I Have Problems With Rogue One

I Have Problems With Rogue One

The reviews for Rogue One are in, and they’re near-universally positive — including our own. Less the broad caper of The Force Awakens and more a ground-level exploration of some known Star Wars landmarks, the film delivers a careful balance of freshness and nostalgia — but I don’t believe it’s flawless.

While there’s plenty to love, something’s been gnawing at me since seeing Rogue One over the weekend, and I’m not alone. Hear me out before you start leaving me death threats in the comments. (And you’re used to this by now but…)

I Have Problems With Rogue One

The original trilogy was about heroic rebels trying to topple the (objectively) evil Empire. The good-est good guy is basically a monk; the baddest bad dude murders a bunch of people and has a face like a sun-deprived raisin. Cut and dry. In Rogue One, the Lawful Good Rebel Alliance of A New Hope is shown to have made some morally dubious choices in order to try to free the galaxy from the Emperor. But did they need to be such jerks?

Jyn Erso begins her heroic journey only after the Rebels kidnap, interrogate, and strong-arm her into helping them find her father. She’s eventually joined by Captain Cassian Andor, a man whose first scene involves the coldblooded murder of a hapless informant, the latest in a long line of immoral acts on behalf of the Rebellion.
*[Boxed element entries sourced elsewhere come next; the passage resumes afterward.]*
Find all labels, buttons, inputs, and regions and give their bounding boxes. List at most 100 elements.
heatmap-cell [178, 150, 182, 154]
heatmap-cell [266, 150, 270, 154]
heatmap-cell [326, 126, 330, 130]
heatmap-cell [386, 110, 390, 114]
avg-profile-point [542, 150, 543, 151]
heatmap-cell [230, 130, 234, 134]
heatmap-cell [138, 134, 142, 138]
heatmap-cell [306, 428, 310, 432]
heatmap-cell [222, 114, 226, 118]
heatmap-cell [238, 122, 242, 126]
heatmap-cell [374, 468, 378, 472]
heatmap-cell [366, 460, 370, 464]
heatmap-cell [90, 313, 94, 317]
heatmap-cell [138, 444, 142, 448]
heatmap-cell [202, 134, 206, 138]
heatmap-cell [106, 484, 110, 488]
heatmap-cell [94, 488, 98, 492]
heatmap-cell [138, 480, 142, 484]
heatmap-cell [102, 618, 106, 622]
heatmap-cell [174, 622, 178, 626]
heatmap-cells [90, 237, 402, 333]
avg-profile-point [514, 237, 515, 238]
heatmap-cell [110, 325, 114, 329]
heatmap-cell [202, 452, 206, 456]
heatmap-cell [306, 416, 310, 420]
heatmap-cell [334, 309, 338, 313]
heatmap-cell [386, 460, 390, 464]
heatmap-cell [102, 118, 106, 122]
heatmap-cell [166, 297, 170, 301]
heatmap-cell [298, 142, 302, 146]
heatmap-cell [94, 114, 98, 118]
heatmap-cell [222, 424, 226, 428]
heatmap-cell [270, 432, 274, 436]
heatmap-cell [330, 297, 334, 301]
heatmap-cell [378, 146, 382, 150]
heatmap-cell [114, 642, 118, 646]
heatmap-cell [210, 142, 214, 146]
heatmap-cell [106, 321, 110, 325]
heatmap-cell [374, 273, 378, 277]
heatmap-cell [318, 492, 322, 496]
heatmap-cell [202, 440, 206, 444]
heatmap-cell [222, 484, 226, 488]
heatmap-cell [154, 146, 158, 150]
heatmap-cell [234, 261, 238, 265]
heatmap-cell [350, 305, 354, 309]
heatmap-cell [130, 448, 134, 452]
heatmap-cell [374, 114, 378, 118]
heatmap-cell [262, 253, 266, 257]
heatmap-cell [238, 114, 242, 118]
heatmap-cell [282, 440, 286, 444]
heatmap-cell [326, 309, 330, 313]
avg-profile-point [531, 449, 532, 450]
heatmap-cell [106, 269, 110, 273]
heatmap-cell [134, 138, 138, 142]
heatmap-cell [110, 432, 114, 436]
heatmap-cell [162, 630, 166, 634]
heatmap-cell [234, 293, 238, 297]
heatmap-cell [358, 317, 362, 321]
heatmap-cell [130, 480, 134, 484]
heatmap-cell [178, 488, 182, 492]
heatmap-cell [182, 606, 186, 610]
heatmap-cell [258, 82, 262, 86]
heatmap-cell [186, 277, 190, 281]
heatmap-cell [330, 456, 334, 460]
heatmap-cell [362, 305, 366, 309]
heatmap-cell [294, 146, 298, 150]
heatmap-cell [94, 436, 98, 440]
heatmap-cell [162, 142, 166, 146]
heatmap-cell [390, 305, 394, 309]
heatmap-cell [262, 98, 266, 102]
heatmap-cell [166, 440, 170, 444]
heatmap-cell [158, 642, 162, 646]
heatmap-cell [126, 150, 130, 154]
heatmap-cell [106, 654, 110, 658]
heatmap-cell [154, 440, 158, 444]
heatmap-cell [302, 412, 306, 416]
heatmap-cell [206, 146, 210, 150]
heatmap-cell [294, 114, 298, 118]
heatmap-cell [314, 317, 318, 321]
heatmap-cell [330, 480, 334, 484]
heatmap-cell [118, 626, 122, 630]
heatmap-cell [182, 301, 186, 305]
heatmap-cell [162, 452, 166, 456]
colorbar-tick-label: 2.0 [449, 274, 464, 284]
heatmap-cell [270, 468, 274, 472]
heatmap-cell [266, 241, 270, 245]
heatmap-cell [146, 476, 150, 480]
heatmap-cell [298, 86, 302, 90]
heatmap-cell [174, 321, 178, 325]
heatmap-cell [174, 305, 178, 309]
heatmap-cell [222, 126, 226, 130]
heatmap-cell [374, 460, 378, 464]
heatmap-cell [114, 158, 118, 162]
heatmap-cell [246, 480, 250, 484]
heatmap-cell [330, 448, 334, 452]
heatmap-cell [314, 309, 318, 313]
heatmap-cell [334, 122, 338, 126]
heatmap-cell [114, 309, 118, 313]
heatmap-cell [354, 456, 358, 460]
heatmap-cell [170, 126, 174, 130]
Then a high-ranking Rebel officer orders him to assassinate Jyn’s father Galen, even though the complete destruction of Jedha City is all the proof they need that Galen’s work is done and the Death Star is up and running — killing him will achieve nothing. Why?

More gallingly, when Jyn and Cassian tell the Alliance about the dangers of the Death Star, and that they need to stage an assault on Scarif, the Rebels decide to sit this battle out, at least in part because Jyn is a “criminal.” (Hey, guys — you’re part of an armed revolt. Pot meet space kettle.) It’s not until Jyn and a few other Rebels rebel against the Rebellion (cough) and attack Scarif on their own that the rest of the Alliance is guilted into joining in.

But that doesn’t change the fact that the heroic faction of the original trilogy are too worried about their own necks to even try to save the galaxy at first. Narratively, what’s the point? The big battle scene happens anyway. If the Rebels had agreed to attack Scarif, Jyn’s crew could still have staged the exact same secret mission. The only thing that would have been lost is the gnawing feeling that the Rebellion aren’t particularly righteous or capable.

But Rogue One was created to give us a “gritty” look at the Star Wars universe, which means showing the Rebel Alliance has a dark side, and the war against the Empire had some brutal costs for the “regular” people fighting it (i.e., the people who aren’t larger-than-life heroes like Luke, Leia, and Han). Jyn is forced to watch her father and her adoptive father get killed in the span of an hour. Two full cities of people are annihilated by the Death Star’s laser. Before being evaporated by said laser, Jedha City is the target of bomb-wielding terrorists. And, of course, we’re forced to watch the entire Rogue One team die, one by one.

Sure, the Star Wars movies have never been strangers to killing characters, but Rogue One‘s dedication to watching its characters die is relentless, and usually to no great advancement of the plot. Donnie Yen’s character is a blind badass who believes in the Force; he dies flipping a single switch. Defector and erstwhile Imperial pilot Bodhi Rook is blown up while plugging in some kind of data cable. Baze Malbus employs a laser chaingun and backpack full of space bullets to kill about five Stormtrooper mooks before buying the farm on Scarif. Most egregious is the death of Saw Gerrera, who allows himself to be vaporized for no good reason.

Watching an ensemble cast we wanted to root for be reduced to cannon fodder could have been heartbreaking. But we know almost nothing about these characters! Chirrut (Yen) is pious and used to guard a temple. Baze has a big gun. Cassian has done some bad stuff and is handsome. Bodhi is resistant to truth-eating brain slugs. Limited information makes it really hard to care if they meet an untimely death and K-2SO, the reprogrammed Imperial droid, was the only character I was sad to see go. (But we still don’t know how Cassian got his hands on or reprogrammed an Imperial droid!)

Contrastingly, the motivations of the film’s main antagonist, Orson Krennic, are perfectly clear. He’s a petty bureaucrat, navigating a bloated and corrupt system to get ahead for his own ego. Simple, effective, and far less convoluted than Jyn’s reasons for joining the Alliance.

The fact that no one from Rogue One appears in any later film always implied from the outset that we’re in for a suicide mission taken up by brave but expendable spies to assist a worthy cause. By undermining the moral certitude of the Rebellion’s and dispatching those soldier so wastefully, I wonder if the particulars of this mission weren’t best left to the imagination.